A recent headline in the Daily Investor tells us where they think the problem lies:
“Big electricity price increases because Eskom paid R238 000 for a mop.”
The sad thing is, it’s not even a joke or exaggeration - Eskom employees happily approved paying R238,000 for a single mop and R80,000 for one set of knee guards – basic items that can be purchased in any retail outlet for around R200 and R55 respectively.
The article goes on to say, “Eskom wants to increase electricity prices by 36.15% to cover its rising costs. However, the costs are so high because of mismanagement, corruption, and a bloated workforce.”
Eskom’s attempt to justify its request for this staggering increase (which is many times higher than national inflation) is to “allow for an improvement in the financial sustainability of Eskom through the migration to cost-reflective prices,” Eskom said.
What does that even mean?
Unsurprisingly, the request has been met with derision and anger from most quarters. Respected energy analyst and EE Business Intelligence founder, Chris Yelland, is one of the people voicing his disgust.
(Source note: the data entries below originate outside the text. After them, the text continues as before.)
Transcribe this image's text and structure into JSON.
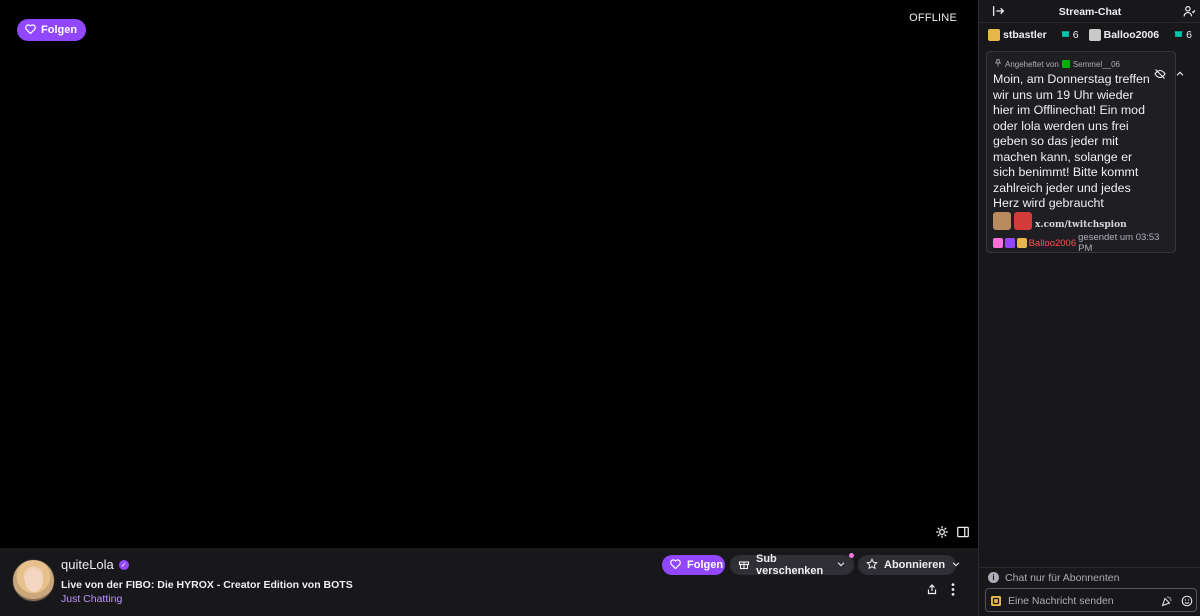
{
  "player": {
    "follow_label": "Folgen",
    "status": "OFFLINE"
  },
  "channel": {
    "name": "quiteLola",
    "title": "Live von der FIBO: Die HYROX - Creator Edition von BOTS",
    "category": "Just Chatting"
  },
  "actions": {
    "follow_label": "Folgen",
    "gift_sub_label": "Sub verschenken",
    "subscribe_label": "Abonnieren"
  },
  "chat": {
    "title": "Stream-Chat",
    "gifters": [
      {
        "name": "stbastler",
        "count": "6"
      },
      {
        "name": "Balloo2006",
        "count": "6"
      }
    ],
    "pinned": {
      "pinned_by_prefix": "Angeheftet von",
      "pinned_by": "Semmel__06",
      "message": "Moin, am Donnerstag treffen wir uns um 19 Uhr wieder hier im Offlinechat! Ein mod oder lola werden uns frei geben so das jeder mit machen kann, solange er sich benimmt! Bitte kommt zahlreich jeder und jedes Herz wird gebraucht",
      "watermark": "x.com/twitchspion",
      "sender": "Balloo2006",
      "sent_text": "gesendet um 03:53 PM"
    },
    "sub_only_notice": "Chat nur für Abonnenten",
    "input_placeholder": "Eine Nachricht senden"
  },
  "colors": {
    "accent": "#9147ff",
    "background": "#0e0e10",
    "panel": "#18181b"
  }
}
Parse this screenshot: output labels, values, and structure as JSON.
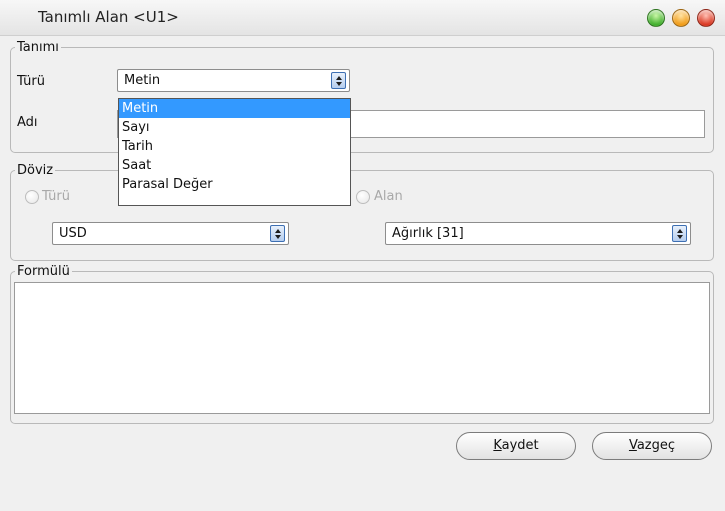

“After price increases of two to five times the inflation rate for many years, how can Eskom apply for a 35% price increase seven times the inflation rate on 1 Apr 2025?” he asks. “Then on top of that massive increase, a further increase two to three times the inflation rate on 1 Apr 2026, and again on 1 Apr 2027?”
It’s a question we’re all asking.
Economist Thomas Sowell likens the situation to the way enterprises in the former Soviet Union used to run.
“They take everything they can get, regardless of how much they need, and they don’t worry about economising on materials,” he explains in his book, Basic Economics. “After all, nobody at the top knows exactly what the real requirements are, so squandering made sense.”
Eskom is an expert at this particular business model, with an over-stuffed workforce, blatant and pervasive wasting of resources, rampant corruption, and woeful mismanagement making significant increases to its costs.
All of which serves to highlight the key issue: Eskom is not losing money because it’s not charging enough for the electricity it produces. It’s losing money because of inefficient practices, corruption, gross incompetency, and theft.
This is why increasing its prices is not the answer. If it were, then it wouldn’t have recorded massive losses over the past 15 years despite huge and regular tariff increases and several eye-watering government bailouts during that time.
Clearly, funding is NOT the problem.
As it always does when accusations are thrown at it, Eskom is making the right noises.
Its new management and board, headed by Chairman Mteto Nyati, says they are prioritising containing costs and rooting out the bad guys.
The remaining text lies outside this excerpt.